Pollution
Humain
Environnement
Economique

An ammonia leak occurred in an industrial bakery at 8:50 p.m. in the equipment room containing an NH3/CO2 cascade refrigeration system. The leak occurred when a DN15 branch connection failed on a valve configured for maintenance work on the gas intake line of one of the 3 ammonia system compressors; 200 kg of ammonia was released. The safety devices were activated (the threshold of 1,000 ppm had been reached), causing the electrical power in the equipment room to be shut off and the safety extractor to be switched on. The 70 employees were evacuated around 9:00 p.m. The manual valves were then closed at around 10:15 p.m. which stopped the leak. The firefighters were on site at 10:30 p.m.. 2 employees feeling ill transported to the hospital for observation. The premises were ventilated.
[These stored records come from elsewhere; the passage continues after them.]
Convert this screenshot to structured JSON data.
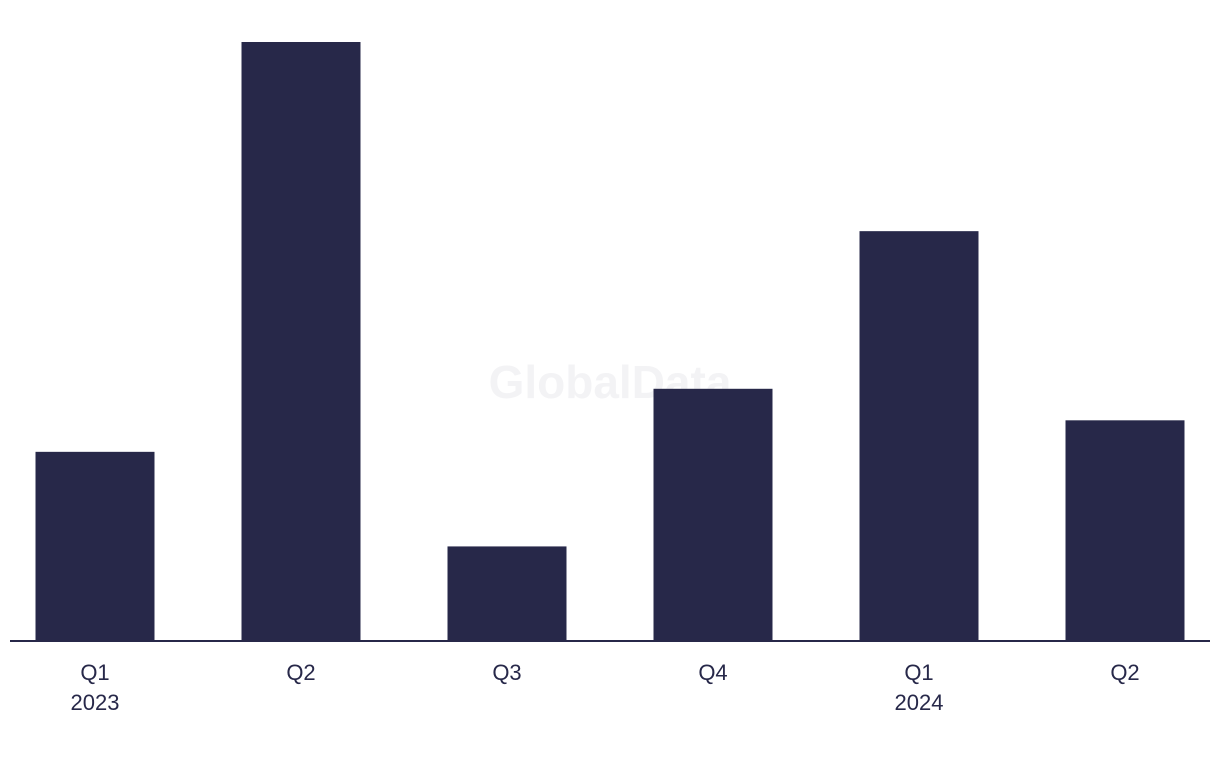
{
  "chart_data": {
    "type": "bar",
    "watermark": "GlobalData",
    "categories": [
      [
        "Q1",
        "2023"
      ],
      [
        "Q2"
      ],
      [
        "Q3"
      ],
      [
        "Q4"
      ],
      [
        "Q1",
        "2024"
      ],
      [
        "Q2"
      ]
    ],
    "values": [
      6,
      19,
      3,
      8,
      13,
      7
    ],
    "color": "#272849",
    "ylim": [
      0,
      19
    ]
  }
}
The waste generated by the production shutdown was removed, and the area cleaned. The line was restarted only 20 hours later.

Based on the operator’s causal analysis, the weight of the service valve may have created stress, resulting in the clean break observed on the threads. In addition, there was no supporting element on either side of the valve and the branch connection was probably too long, with no support at the end. The valve was found on the ground.

A multi-spectral vibration analysis (on the only compressor in the installation with speed variations) did not confirm this cause. However, the overhaul of the compressor conducted in 2015 required handling operations that may have had an impact on the installation. There may not have been a thorough visual inspection after the intervention.

The valve was replaced the following day by the company in charge of the site’s refrigeration installations. The valve type was modified to reduce stress (shortening the branch connection and installation of a lighter cross valve). As a preventive measure, the operator ordered the replacement of the valves on five other identical nozzles on site with lighter ones and also shortened the connections.